Global reinsurance capital at new record high of $620bn+ but hard market set to continue: AM Best

Rating agency AM Best has forecast a continuation of current hard reinsurance market conditions into 2025 despite global reinsurance capital reaching a new high this year.

In a new market report released ahead of the start of 1 January renewal discussions next month, the rating agency said traditional reinsurance capital is expected to rise to $515bn this year, with total industry capital exceeding $620bn once an additional $105bn-$110bn of third-party capital has been factored in.

This compares with total industry capital of $568mn in 2023 which was just below the previous industry record of $571mn set two years earlier.

Aside from Berkshire Hathaway’s National Indemnity, the majority of traditional capital growth was generated in Bermuda as many companies on the island posted robust operating returns. The report noted RenaissanceRe and Everest Group in particular for completing new capital issuances in 2023.

AM Best’s Bermuda reinsurers composite reported shareholders equity growth of 33.7 percent, on a 23 percent average RoE in 2023 -- the report added that if Bermudian reinsurers continue to perform at this pace, the gap in capital levels compared to US-domiciled firms may narrow.

At year-end 2022, traditional reinsurers’ capital utilisation increased to 103 percent from 82 percent (exceeding 100 percent indicates that risk-adjusted capitalisation levels have dropped below the strongest level). However, AM Best expects this to revert over the near term as unrealised losses were recouped by year-end 2023.

While the segment remains “well capitalised with no meaningful pressure on solvency positions”, AM Best said it still expects hard pricing conditions to last longer than in previous cycles.

This is largely because the current hard cycle has not been driven by capital depletion.

“The market dislocation in the early 2023 renewals was caused by a sharp withdrawal of capacity. Companies restricted the deployment of their existing capital, while maintaining very comfortable buffers in their balance sheets,” the rating agency said.

“This has meant not only that well established, strongly capitalised players have been in a strong position to benefit from the hard pricing environment, but also that there hasn’t been significant appetite to fund new start-ups.”

The lack of a ‘Class of 2024’ is attributed in part to disappointing results during the previous soft cycle deterring investors, with capital instead now focusing either on already well-established and successful rated balance sheets with a proven track record, or on short-term insurance-linked securities vehicles.

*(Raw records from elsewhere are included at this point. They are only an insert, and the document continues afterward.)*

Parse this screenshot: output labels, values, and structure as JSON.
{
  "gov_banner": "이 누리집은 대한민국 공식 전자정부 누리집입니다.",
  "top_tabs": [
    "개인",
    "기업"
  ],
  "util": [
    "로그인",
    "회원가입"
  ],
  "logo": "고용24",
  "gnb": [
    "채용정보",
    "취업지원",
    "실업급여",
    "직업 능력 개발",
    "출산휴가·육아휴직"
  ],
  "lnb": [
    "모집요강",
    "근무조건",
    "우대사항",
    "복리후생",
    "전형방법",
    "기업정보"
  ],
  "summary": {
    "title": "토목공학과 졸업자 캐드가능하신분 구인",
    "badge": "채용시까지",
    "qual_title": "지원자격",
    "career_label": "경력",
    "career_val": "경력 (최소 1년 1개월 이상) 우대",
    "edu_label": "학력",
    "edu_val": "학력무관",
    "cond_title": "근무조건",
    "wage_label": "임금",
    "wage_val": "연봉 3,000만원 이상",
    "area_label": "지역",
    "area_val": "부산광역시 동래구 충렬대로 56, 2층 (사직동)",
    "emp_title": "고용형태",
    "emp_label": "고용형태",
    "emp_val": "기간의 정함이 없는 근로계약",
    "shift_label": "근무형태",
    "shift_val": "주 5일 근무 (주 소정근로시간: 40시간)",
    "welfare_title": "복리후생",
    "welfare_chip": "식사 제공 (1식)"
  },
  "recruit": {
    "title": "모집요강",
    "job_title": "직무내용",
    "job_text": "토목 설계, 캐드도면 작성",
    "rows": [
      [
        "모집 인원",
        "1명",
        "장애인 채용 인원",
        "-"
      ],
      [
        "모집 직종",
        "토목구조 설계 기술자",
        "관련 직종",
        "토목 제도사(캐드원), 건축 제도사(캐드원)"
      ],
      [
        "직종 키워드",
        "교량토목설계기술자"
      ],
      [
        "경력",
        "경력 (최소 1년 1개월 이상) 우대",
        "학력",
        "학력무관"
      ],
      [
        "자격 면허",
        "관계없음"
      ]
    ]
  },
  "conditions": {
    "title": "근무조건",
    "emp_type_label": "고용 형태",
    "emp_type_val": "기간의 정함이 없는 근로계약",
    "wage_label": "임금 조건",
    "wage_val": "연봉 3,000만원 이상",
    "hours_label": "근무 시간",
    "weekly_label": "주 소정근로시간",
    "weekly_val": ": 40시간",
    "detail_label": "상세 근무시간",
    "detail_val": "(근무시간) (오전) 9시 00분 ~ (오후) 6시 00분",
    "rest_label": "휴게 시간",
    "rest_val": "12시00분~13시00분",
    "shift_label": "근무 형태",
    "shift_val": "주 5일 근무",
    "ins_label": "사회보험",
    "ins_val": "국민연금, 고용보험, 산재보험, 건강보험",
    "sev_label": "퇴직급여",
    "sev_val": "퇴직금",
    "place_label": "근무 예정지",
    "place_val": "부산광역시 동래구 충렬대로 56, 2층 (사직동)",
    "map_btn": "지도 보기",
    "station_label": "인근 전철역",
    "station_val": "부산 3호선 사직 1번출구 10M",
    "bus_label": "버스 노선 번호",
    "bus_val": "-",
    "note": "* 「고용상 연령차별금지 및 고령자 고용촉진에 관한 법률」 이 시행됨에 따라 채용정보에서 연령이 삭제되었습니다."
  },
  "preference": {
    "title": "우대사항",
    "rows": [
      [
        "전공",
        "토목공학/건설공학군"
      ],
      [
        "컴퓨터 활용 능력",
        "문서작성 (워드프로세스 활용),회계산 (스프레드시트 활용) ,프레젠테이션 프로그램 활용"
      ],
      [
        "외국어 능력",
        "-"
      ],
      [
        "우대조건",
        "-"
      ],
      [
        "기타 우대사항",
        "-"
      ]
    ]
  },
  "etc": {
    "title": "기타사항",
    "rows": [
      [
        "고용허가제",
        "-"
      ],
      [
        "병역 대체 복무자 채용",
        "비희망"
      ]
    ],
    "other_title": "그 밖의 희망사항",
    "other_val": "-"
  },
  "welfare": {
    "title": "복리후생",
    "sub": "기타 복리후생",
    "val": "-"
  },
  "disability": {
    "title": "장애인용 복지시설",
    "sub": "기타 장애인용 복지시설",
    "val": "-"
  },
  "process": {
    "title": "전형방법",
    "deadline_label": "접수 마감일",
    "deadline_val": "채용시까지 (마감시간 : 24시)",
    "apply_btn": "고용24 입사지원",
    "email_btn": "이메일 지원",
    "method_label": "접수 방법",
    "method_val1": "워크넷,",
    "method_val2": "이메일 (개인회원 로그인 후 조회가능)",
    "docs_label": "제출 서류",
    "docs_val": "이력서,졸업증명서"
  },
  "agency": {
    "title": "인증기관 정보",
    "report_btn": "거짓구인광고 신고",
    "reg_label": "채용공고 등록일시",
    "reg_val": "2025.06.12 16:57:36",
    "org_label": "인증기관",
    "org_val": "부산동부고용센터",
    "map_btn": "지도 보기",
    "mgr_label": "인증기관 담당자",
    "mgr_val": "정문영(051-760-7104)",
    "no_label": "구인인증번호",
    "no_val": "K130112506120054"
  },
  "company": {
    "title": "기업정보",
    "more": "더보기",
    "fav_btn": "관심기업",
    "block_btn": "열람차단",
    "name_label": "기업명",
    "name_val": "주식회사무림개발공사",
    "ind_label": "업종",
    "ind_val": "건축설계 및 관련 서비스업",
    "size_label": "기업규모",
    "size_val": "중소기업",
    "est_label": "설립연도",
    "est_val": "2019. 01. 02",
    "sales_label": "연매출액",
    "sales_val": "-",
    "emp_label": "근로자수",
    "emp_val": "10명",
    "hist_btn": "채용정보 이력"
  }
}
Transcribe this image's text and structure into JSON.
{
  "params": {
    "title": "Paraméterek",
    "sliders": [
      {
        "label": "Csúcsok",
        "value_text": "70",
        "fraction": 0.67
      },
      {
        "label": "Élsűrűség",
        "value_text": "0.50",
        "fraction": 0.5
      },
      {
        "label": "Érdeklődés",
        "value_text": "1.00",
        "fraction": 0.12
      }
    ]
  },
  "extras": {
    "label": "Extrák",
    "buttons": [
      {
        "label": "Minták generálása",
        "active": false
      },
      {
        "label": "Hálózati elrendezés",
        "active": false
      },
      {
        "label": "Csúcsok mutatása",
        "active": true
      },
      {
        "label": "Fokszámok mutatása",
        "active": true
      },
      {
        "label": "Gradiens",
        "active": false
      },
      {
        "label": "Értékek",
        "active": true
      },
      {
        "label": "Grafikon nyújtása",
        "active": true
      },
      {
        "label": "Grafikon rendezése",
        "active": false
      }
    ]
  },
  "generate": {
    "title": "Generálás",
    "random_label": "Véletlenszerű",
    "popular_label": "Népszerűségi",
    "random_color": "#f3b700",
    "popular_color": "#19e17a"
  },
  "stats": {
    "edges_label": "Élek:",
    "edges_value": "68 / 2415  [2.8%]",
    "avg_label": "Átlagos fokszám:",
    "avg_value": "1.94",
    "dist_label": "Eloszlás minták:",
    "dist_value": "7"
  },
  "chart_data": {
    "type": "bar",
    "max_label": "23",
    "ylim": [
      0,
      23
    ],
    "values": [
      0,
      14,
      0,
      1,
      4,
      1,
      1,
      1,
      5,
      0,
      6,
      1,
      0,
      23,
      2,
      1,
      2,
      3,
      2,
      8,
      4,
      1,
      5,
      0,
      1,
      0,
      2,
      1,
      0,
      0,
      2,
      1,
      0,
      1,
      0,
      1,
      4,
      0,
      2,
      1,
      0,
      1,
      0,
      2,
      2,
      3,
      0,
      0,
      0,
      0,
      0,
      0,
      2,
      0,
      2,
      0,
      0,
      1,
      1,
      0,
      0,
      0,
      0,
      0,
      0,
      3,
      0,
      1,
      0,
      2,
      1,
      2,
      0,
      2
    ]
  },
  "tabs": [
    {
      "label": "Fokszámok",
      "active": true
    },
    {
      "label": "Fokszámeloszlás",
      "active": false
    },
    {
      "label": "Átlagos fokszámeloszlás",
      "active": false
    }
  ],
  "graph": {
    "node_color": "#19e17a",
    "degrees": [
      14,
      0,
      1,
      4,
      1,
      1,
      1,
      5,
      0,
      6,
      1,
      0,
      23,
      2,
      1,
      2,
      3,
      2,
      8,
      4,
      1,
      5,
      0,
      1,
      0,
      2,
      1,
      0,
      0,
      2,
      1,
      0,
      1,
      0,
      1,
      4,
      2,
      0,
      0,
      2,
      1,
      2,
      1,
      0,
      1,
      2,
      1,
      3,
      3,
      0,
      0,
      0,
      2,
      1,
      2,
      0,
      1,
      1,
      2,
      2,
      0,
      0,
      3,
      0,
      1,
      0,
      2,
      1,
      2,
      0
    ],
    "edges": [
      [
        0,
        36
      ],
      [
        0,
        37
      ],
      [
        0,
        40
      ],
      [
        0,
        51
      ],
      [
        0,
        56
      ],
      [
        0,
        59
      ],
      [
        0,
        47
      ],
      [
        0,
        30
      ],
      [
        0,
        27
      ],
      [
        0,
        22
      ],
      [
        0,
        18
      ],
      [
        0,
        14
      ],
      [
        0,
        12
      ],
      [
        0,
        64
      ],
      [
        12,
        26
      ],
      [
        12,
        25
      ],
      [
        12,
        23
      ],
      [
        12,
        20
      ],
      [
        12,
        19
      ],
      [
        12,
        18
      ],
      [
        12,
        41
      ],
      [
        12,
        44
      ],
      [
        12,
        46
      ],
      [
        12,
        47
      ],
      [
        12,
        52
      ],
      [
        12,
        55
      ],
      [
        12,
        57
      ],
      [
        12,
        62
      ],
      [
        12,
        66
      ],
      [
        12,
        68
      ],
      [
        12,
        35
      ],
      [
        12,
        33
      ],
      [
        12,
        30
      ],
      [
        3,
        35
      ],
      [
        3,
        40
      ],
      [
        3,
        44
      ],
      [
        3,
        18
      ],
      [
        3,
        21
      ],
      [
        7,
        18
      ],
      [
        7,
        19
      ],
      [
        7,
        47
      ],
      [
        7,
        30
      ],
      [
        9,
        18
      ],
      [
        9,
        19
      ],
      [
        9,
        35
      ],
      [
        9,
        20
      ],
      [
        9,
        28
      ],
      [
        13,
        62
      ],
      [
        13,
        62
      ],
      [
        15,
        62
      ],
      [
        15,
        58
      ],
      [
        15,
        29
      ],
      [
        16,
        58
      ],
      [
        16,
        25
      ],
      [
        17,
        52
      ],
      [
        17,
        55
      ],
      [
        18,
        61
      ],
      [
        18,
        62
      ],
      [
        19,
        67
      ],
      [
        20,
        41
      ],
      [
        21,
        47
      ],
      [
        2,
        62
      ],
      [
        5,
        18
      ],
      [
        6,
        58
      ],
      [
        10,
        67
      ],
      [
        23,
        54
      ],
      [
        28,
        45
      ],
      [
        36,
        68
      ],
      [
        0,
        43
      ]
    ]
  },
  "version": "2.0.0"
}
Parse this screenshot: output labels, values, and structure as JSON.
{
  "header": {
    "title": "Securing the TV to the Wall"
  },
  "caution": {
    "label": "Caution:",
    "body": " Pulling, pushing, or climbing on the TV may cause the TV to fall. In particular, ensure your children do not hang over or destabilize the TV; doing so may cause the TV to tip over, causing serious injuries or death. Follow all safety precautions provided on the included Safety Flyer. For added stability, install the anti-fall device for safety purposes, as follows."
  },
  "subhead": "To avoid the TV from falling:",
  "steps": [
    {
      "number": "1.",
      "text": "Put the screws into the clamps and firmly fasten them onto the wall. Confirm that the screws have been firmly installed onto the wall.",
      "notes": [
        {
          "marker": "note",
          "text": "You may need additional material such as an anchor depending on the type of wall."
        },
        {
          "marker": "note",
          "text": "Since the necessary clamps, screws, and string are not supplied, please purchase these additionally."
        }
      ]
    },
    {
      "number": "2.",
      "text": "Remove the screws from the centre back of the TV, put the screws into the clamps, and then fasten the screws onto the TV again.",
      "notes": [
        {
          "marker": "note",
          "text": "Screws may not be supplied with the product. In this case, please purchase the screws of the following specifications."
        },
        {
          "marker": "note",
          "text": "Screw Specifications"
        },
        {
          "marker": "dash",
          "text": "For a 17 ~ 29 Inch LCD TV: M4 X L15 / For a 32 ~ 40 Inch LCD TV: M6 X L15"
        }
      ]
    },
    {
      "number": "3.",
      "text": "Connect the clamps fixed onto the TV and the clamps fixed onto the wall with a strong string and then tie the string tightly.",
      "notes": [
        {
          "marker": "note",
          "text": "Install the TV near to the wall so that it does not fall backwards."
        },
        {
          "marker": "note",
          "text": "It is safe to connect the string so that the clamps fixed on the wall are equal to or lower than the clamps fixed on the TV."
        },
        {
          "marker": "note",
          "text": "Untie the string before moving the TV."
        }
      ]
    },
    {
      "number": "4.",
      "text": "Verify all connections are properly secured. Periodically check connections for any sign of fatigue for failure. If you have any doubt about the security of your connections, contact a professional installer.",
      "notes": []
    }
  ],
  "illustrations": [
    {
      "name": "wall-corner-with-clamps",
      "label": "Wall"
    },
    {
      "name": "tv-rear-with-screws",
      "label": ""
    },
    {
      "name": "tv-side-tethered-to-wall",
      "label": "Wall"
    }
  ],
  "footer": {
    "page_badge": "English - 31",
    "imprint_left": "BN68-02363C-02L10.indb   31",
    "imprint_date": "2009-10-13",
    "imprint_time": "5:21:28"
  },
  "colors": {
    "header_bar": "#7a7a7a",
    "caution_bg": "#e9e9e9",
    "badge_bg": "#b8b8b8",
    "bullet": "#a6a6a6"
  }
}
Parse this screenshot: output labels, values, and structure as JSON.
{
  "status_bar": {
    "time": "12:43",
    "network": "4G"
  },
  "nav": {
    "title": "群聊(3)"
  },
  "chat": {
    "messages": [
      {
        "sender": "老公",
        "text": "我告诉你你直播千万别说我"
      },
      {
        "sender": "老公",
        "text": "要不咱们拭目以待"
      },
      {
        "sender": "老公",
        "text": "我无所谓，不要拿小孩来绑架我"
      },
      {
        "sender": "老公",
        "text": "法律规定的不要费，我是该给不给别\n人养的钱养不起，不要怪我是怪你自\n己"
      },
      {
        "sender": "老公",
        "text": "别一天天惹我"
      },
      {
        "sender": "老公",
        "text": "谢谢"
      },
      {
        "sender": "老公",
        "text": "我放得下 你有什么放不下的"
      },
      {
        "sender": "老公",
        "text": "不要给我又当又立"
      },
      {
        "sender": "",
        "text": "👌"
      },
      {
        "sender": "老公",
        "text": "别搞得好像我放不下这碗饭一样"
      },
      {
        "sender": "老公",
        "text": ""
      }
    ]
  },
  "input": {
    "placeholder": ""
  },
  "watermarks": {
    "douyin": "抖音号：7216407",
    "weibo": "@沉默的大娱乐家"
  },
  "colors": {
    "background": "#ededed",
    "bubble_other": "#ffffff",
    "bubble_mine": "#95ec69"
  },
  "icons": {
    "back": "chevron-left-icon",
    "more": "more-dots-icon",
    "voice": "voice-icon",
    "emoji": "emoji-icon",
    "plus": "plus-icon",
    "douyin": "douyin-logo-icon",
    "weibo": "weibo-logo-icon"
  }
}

AM Best said higher interest rates have contributed to this behaviour, with investment alternatives proving to be much more attractive on a risk-adjusted basis than in the past.

The rating agency said this year’s renewals have been smoother than in 2023, largely attributable to better management of cedants’ expectations rather than reduced demand.

While risk-adjusted rate increases clearly slowed at mid-year 2024, AM Best said underwriting discipline, strict terms and conditions, and emphasis on client selection are being maintained.

“What we are seeing is the organic consolidation of a segment able to generate profits to finance further expansion,” the rating agency said.

“Dominated by the largest players, scale, diversification, and flexibility to adapt to fluid market conditions have become keys to success. Sophisticated risk management, strong balance sheets, and partnerships with the ILS/retrocessional markets are contributing to consistent and more stable results.

“Although a cautious deployment of capital and a certain level of retrenchment have been necessary to restore profitability, the market position, balance sheet strength, and expertise that the leading players enjoy put them in an ideal position to gradually assume more of the emerging risks that are becoming dominant in a rapidly evolving economy.”